Personal details
- Born: 1955 (age 70–71)
- Party: National Islamic Alliance (Taalof)
- Known for: Former member of Kuwait’s National Assembly

= Ahmed Lari =

Kuwaiti politician

Ahmed Lari is a Kuwaiti politician and former member of the Kuwaiti National Assembly, representing the first district. Born in 1955, Lari studied Statistics and worked in the Municipal Council before being elected to the National Assembly in 2006. While political parties are technically illegal in Kuwait, Lari is a member of the National Islamic Alliance (Taalof), a Shia party.

== Political career ==
Lari participated in the 1993 Kuwaiti general elections representing the first district and won first place with 1,221 votes, he later participated in the 1995 Kuwaiti general elections and also won first place with 1,415 votes. Lari then also participated in the 1999 Kuwaiti general elections and won first place again with a total of 1,876 votes.

In the 2003 Kuwaiti general elections, Lari also participated and came in third place with a total of 1,362 votes and eventually lost the election. He then participated in the 2006 Kuwaiti general elections, and came in first place with 3,150 votes, ultimately winning. He then participated in the 2008 Kuwaiti general elections, came in eighth place with 6,919 votes and won the election.

==Expulsion from Popular Action Bloc==
On February 19, 2008, the Popular Action Bloc expelled Lari and fellow Shiite MP Adnan Zahid Abdulsamad for taking part in a ceremony eulogizing Hezbollah's slain top commander, Imad Mughniyeh. The ceremony's description of the fugitive Lebanese militant — killed in a February 12 car bombing in Syria — as a hero sparked public outrage in a country that holds him responsible for hijacking a Kuwait Airways flight and killing two of its Kuwaiti passengers 20 years prior. The two lawmakers were only expelled from their bloc, and remained in the legislature. After the expulsions of the two, the seven member bloc was down to five members.

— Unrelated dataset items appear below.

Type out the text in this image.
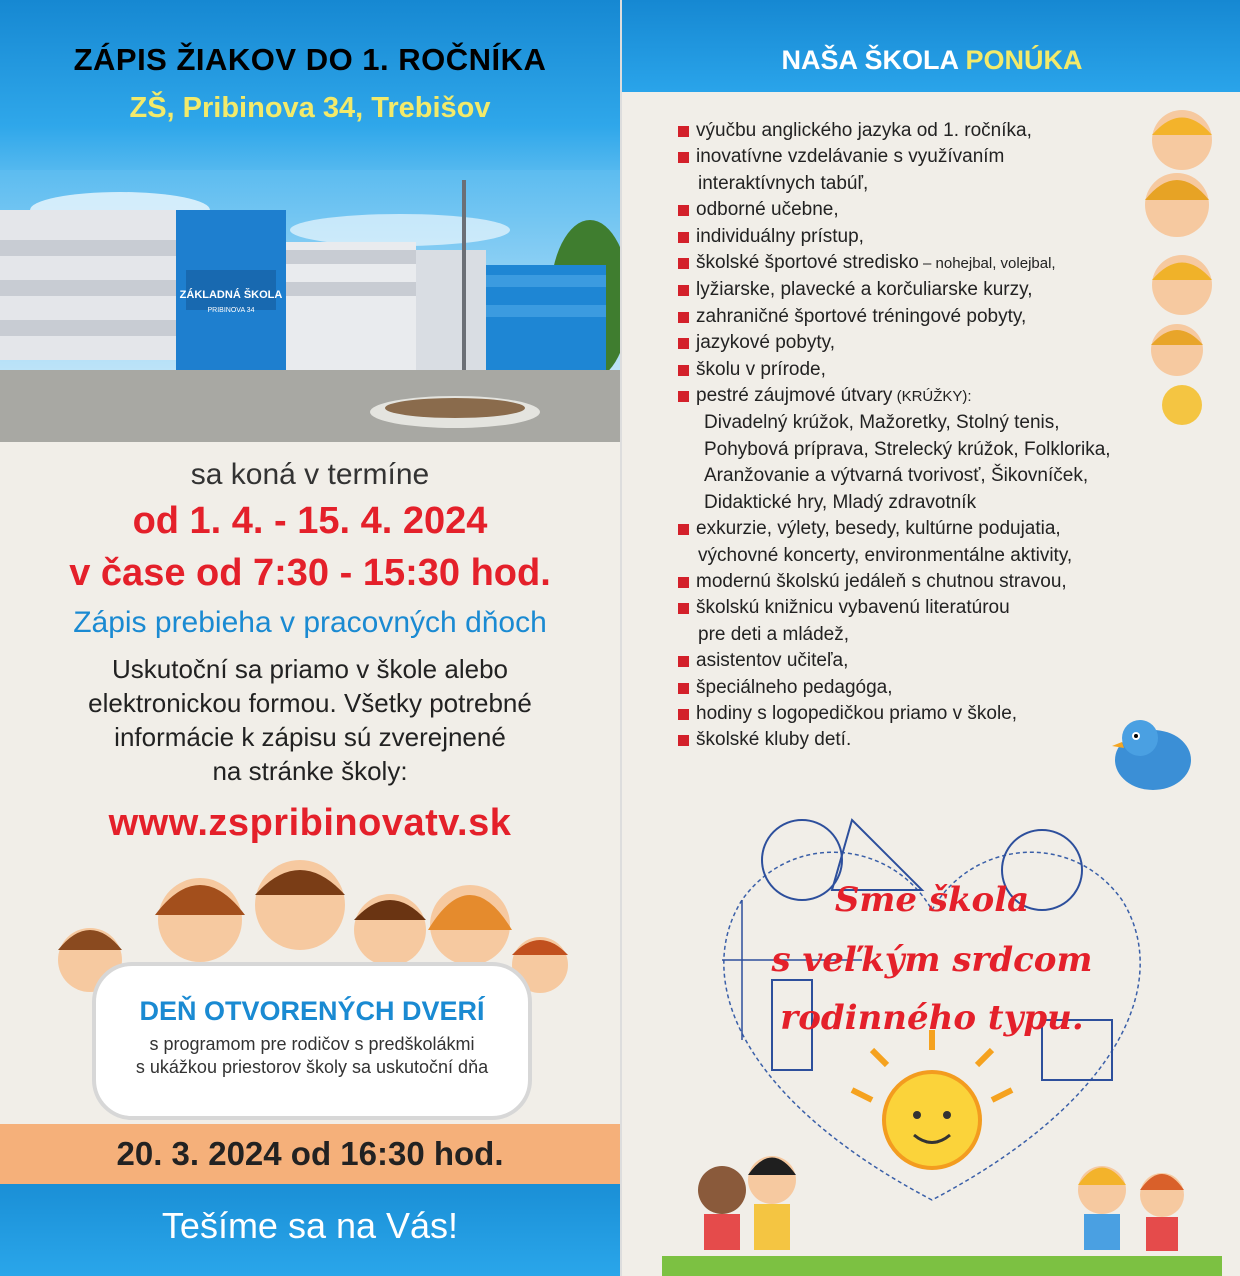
ZÁPIS ŽIAKOV DO 1. ROČNÍKA
ZŠ, Pribinova 34, Trebišov
ZÁKLADNÁ ŠKOLA
PRIBINOVA 34
sa koná v termíne
od 1. 4. - 15. 4. 2024
v čase od 7:30 - 15:30 hod.
Zápis prebieha v pracovných dňoch
Uskutoční sa priamo v škole alebo
elektronickou formou. Všetky potrebné
informácie k zápisu sú zverejnené
na stránke školy:
www.zspribinovatv.sk
DEŇ OTVORENÝCH DVERÍ
s programom pre rodičov s predškolákmi
s ukážkou priestorov školy sa uskutoční dňa
20. 3. 2024 od 16:30 hod.
Tešíme sa na Vás!
NAŠA ŠKOLA PONÚKA
výučbu anglického jazyka od 1. ročníka,
inovatívne vzdelávanie s využívaním
interaktívnych tabúľ,
odborné učebne,
individuálny prístup,
školské športové stredisko – nohejbal, volejbal,
lyžiarske, plavecké a korčuliarske kurzy,
zahraničné športové tréningové pobyty,
jazykové pobyty,
školu v prírode,
pestré záujmové útvary (KRÚŽKY):
Divadelný krúžok, Mažoretky, Stolný tenis,
Pohybová príprava, Strelecký krúžok, Folklorika,
Aranžovanie a výtvarná tvorivosť, Šikovníček,
Didaktické hry, Mladý zdravotník
exkurzie, výlety, besedy, kultúrne podujatia,
výchovné koncerty, environmentálne aktivity,
modernú školskú jedáleň s chutnou stravou,
školskú knižnicu vybavenú literatúrou
pre deti a mládež,
asistentov učiteľa,
špeciálneho pedagóga,
hodiny s logopedičkou priamo v škole,
školské kluby detí.
Sme škola
s veľkým srdcom
rodinného typu.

==Opposition to Grilling of Prime Minister Nasser==
In November 2008, Waleed Al-Tabtabaie, Mohammed Al-Mutair, and Mohammed Hayef Al-Mutairi filed a request to grill Prime Minister Nasser Mohammed Al-Ahmed Al-Sabah for allowing prominent Iranian Shiite cleric Mohammad Baqir al-Fali to enter Kuwait despite a legal ban. Lari was quoted as saying that the majority of MPs, like him, were against the grilling.